Nati Theonal Schools Inspectorate Authority (NaSIA) has extended the deadline for licensing and registration of pre-tertiary schools in the country to December 2021.
This is to allow owners and proprietors of schools which had been badly hit by the coronavirus pandemic, to reorganize and position themselves appropriately to start the registration and licensing process.
Dr Haggar Hilda Ampadu, Executive Director and Inspectorate General of Schools, who announced this, said the laws would be strictly applied after the deadline.
She said under the Education Regulatory Bodies Act 2020, (Act 1023) which came into effect in August 2020, all pre-tertiary schools both public and private were supposed to register with NaSIA for licensing by February 2021.
However, due to the devastating effects of covid-19 on schools, the Authority had decided to give the schools ample time to prepare before the registration and licensing.
Speaking at a stakeholders’ engagement on school licensing requirements in Kumasi, Dr Ampadu said, various sanctions would be meted out to schools that do not acquire licenses by the stipulated time.
The penalty, she pointed out, could be a fine or closure of schools, depending on the level of offence.
“We are giving schools up to the end of 2021 to license their schools, if then, schools have not done it various sanctions will be applied to defaulters”, she said.
NaSIA formerly the National Inspectorate Board, is the agency under the Ministry of Education mandated by the Education Regulatory Bodies Act 2020 (Act 1023) to develop, publish, promote and enforce highest standards and guidelines for quality education in all public and private pre-tertiary educational institutions.
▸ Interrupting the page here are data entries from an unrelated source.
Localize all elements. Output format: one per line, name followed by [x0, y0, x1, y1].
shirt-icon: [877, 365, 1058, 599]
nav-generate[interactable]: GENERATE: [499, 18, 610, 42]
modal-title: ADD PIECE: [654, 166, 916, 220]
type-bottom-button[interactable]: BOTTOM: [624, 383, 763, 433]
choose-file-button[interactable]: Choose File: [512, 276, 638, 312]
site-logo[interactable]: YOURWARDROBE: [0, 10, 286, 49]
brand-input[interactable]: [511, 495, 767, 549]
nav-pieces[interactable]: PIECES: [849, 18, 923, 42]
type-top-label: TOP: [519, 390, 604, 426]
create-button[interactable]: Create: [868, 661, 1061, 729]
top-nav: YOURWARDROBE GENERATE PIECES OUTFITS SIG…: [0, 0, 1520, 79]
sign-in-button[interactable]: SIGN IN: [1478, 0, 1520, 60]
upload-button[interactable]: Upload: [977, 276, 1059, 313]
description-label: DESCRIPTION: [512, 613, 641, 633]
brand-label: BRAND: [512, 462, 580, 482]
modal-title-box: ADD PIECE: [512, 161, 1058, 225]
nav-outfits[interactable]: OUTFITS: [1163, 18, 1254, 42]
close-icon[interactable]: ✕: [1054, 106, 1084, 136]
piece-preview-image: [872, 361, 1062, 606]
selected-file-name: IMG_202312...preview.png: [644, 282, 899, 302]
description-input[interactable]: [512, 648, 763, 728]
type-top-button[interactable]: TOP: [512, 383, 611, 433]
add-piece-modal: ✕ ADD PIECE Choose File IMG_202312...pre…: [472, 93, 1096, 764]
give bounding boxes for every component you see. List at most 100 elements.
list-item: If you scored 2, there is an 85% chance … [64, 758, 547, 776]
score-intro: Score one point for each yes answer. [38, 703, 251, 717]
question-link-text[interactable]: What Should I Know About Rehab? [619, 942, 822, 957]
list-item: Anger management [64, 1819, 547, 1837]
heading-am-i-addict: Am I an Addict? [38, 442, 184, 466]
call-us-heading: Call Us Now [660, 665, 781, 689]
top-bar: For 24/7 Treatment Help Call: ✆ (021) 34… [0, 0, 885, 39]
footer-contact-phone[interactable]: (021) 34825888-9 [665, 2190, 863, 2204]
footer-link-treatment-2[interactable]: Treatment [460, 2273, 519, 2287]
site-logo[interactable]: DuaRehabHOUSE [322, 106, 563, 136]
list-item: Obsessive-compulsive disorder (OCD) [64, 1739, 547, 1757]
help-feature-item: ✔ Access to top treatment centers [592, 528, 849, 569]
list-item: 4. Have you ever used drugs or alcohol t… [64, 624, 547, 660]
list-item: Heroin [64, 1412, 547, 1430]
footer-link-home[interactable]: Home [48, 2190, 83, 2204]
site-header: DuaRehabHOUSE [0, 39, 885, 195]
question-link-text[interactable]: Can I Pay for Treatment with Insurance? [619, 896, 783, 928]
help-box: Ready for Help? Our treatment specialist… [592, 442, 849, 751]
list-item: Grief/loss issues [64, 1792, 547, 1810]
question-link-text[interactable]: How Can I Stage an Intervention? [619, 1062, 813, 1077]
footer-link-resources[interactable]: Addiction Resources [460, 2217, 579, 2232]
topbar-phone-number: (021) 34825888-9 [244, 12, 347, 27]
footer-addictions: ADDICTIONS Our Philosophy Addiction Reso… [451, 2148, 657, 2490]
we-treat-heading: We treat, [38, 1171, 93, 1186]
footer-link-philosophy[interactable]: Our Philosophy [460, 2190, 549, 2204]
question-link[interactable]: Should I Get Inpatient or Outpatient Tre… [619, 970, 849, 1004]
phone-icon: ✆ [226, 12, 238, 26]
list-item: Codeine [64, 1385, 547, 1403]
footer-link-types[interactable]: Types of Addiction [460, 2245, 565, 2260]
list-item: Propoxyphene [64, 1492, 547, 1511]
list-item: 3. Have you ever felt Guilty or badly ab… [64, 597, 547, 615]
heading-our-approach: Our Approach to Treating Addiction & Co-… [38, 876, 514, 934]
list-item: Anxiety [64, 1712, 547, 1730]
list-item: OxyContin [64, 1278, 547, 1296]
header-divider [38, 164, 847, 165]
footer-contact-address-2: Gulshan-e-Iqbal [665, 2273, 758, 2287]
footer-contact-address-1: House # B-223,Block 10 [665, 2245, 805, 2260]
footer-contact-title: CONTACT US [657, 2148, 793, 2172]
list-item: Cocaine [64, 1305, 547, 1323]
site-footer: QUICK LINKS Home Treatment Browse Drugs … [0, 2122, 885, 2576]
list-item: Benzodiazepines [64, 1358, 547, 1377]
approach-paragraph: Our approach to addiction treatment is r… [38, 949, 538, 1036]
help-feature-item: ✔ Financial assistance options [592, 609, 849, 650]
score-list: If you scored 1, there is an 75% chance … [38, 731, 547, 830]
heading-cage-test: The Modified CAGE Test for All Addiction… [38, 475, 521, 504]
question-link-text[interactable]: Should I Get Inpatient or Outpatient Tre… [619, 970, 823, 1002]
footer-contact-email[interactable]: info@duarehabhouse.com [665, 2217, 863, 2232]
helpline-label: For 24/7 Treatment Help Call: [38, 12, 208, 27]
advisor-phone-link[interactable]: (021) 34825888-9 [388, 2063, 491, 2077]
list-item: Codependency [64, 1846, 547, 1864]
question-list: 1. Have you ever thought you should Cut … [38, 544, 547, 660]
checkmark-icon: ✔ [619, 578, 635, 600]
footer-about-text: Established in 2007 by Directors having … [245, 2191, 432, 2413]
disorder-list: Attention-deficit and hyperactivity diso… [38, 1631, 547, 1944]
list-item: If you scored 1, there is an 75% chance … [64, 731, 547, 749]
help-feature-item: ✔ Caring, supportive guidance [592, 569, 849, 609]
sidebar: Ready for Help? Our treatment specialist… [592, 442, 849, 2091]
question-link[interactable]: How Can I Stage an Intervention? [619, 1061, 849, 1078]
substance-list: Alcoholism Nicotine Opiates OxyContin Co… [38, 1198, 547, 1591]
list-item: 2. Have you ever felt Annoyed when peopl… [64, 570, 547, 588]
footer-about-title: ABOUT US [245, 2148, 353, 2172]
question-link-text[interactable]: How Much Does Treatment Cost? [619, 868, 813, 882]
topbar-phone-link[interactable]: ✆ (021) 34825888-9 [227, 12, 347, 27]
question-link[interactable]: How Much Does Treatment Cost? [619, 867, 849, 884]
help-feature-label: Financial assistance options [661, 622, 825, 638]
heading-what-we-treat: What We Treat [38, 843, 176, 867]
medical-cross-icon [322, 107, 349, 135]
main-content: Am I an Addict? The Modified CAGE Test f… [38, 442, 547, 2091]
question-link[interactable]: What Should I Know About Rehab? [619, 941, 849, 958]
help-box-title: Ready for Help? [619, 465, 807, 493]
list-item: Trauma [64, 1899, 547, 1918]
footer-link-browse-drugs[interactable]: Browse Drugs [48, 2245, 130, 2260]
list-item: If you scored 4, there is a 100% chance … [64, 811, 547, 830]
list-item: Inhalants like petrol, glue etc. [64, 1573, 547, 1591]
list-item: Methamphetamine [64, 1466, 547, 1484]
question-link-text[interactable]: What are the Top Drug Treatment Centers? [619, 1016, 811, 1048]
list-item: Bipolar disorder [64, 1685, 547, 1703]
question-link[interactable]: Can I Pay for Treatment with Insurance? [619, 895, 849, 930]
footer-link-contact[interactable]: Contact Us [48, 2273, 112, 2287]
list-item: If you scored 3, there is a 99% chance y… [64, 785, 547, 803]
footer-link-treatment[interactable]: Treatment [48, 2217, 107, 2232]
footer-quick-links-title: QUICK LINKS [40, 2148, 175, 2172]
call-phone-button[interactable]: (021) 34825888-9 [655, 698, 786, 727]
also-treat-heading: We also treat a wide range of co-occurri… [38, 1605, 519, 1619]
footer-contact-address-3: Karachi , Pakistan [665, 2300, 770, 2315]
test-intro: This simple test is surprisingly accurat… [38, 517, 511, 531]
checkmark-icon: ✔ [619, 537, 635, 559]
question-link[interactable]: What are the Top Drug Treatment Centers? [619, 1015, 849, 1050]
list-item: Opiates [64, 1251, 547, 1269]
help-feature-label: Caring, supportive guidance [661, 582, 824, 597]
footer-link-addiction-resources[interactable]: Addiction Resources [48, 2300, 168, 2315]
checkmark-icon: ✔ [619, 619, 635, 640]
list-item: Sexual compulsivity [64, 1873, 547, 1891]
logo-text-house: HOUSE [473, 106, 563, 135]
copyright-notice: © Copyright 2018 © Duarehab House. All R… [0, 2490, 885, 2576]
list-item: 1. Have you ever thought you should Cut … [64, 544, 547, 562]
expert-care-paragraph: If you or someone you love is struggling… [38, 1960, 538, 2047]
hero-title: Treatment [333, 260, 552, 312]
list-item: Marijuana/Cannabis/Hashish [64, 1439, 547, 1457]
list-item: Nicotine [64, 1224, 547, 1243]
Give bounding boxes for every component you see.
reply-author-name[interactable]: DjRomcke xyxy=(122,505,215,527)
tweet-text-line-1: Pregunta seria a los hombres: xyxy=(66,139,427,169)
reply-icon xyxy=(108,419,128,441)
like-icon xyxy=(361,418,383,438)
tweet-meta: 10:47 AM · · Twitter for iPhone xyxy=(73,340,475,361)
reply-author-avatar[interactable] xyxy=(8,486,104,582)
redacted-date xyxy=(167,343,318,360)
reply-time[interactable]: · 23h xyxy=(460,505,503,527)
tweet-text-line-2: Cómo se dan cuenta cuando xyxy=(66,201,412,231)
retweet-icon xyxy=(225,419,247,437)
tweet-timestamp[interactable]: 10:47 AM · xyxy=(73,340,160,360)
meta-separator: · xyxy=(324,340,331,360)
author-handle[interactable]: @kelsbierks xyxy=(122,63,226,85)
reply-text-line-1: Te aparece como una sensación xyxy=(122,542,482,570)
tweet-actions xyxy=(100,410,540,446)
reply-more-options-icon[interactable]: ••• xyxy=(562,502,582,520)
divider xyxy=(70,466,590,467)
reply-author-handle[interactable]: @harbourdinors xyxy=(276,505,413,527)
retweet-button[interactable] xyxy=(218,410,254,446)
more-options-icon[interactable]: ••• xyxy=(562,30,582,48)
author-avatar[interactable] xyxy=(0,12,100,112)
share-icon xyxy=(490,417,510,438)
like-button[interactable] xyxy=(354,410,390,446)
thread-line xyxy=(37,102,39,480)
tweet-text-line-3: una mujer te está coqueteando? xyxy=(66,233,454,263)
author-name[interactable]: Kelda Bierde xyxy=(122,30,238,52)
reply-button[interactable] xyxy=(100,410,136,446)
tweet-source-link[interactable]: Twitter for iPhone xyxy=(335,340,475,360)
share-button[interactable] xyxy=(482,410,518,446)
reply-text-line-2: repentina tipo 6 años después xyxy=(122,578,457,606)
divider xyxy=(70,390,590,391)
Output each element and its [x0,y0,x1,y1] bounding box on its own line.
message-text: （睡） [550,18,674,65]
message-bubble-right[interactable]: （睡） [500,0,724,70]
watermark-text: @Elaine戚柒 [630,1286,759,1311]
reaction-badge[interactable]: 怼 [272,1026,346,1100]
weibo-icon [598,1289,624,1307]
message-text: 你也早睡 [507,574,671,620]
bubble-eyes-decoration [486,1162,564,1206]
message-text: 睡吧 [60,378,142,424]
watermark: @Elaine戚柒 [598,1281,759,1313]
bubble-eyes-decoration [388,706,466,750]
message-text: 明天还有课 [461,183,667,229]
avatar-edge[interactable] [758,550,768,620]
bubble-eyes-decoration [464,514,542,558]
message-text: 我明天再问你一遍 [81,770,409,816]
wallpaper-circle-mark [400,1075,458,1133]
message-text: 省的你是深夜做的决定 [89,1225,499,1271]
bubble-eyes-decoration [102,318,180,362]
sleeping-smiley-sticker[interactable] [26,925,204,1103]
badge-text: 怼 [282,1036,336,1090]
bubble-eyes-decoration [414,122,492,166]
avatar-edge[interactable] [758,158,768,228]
The Authority is also responsible for registering and licensing all public and private pre-tertiary schools in Ghana.
According to Dr Ampadu, the Authority was currently mounting a regional stakeholder and sensitization campaign in all the 16 regions to explain the law, policies and train school proprietors and school owners on what to do to license their schools.
The tour is also to educate school owners on the contents of the law to prevent them from coming into conflict with the law.
Currently, the Authority has a team of inspectors in every region, while efforts were underway to set up offices in all the regions.
The Executive Director mentioned that obtaining a license for a school included registering with the Registrar General’s Department as a business operating legally in Ghana, documentation including information on proprietors of the school, and Police clearance.
Others are information on enrolment, number of teachers in the school, number of resources (school park, number of classrooms, number of students enrolled), availability of library, science laboratory, certification of teachers among others.
Dr Ampadu said so far school owners have been positive during the engagements and most of them had already embarked on the registration and licensing process.
However, the concern of most of them had been the cost of the registration in view of the negative effects of covid-19 pandemic on their revenue.